You've made many great observations in this post. I am enjoying every bit of your blog.

Coldkick said...

I cannot stand the texture of pie crust. It drives me mad, it's like when people screech their nails on a chalkboard. My hair stands on end.
I'm also very sensitive to the touch and light. I can't stand bright light, if I don;t have sunglasses I always close my right eye. Loud sudden noises make me jump pretty easy, but if I'm playing music or such I don;t have a problem.

Krahe said...

Texture issues here, too.

And I, too, have issues with blackboards, however my biggest one for a while was the projection screen in the classroom. Not that I ever had to touch it, but the sound of the touch on it, particularly if they happened to drag their hand across, was awful.

I could imagine how the touch must have felt (or rather, how it would have felt to me) and it literally triggered a gag reflex from tome to time.

Most of my sensory issues went away when I figured out I was gluten intolerant. Smell is still somewhat an issue, but since I started taking omega supplements and zinc about once a week, that's let up significantly, too.

As of four years ago, perfume of almost any kind, candles, air fresheners, would all trigger an instant puking-bad migraine.

But between the dietary and nutritional changes, that is now completely gone, all that's left is an automatic defensive cringe when I get a whiff of perfume, as I wait for a migraine that doesn't come.

I still wear my socks inside out. Sock seams are horrible.

Keep going. You're a great writer, and I appreciate the fact that you are getting word out about your experiences in a highly readable and intelligent manner. :)

Anonymous said...

So I found out that my "thing" that has been accompanying me all through life is this aspergers. I have issues with sensory overload and issues with understanding people and why they act they way they do toward me.

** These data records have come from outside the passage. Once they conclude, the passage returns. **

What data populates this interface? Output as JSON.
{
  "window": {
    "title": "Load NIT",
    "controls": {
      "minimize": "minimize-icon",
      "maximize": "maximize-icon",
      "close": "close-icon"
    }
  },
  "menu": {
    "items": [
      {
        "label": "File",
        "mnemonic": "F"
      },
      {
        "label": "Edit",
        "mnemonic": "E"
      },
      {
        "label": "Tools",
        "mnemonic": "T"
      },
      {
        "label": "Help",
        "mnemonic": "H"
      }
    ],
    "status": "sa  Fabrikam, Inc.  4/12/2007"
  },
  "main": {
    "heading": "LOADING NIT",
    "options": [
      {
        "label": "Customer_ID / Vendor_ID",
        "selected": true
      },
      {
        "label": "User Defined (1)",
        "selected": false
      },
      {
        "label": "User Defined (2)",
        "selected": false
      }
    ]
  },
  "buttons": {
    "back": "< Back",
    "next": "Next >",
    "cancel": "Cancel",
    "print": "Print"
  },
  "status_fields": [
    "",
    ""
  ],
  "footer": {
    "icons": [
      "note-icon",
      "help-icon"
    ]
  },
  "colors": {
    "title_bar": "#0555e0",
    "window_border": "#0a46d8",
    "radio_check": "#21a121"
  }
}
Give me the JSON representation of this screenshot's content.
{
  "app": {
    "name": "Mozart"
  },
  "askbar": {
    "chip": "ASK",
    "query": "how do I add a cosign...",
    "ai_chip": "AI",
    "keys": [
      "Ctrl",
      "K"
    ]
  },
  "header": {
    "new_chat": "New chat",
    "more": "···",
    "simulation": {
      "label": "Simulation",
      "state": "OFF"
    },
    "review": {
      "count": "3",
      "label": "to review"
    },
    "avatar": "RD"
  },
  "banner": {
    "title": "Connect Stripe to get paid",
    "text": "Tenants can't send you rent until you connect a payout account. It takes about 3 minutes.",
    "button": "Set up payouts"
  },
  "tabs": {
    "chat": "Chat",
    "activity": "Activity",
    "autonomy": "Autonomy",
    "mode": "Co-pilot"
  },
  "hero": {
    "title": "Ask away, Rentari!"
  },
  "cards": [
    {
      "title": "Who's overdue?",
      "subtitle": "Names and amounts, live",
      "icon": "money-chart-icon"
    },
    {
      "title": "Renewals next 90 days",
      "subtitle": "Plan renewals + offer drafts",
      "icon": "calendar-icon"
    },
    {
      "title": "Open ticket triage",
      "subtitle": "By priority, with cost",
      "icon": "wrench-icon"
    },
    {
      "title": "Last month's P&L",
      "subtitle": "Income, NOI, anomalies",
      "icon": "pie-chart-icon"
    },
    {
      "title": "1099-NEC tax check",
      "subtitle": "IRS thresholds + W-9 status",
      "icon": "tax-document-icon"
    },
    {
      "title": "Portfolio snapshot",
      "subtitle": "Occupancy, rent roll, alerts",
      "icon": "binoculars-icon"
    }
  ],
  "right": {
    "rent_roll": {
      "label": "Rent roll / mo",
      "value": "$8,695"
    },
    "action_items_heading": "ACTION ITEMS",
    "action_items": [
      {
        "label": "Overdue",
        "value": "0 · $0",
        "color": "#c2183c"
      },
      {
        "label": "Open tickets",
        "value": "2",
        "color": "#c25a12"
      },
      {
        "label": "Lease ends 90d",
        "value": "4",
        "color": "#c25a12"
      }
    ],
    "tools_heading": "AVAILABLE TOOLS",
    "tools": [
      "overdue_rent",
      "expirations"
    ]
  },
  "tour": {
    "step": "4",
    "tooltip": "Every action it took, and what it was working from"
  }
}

An unexpected touch sends a million currents of white hot energy through me. Having a lump in my yogurt is disgusting- even though it cannot be tasted. People speaking outside my window three floors down sound like they are right beside me. A moving shadow or a cracked tile can distract me. Patterned floors? I "stim" by finding faces in them all over the place.

So I guess I have some explaining to do to my friends. I thought everyone had these things that they just "do". They don't know why I am staring...or flinching.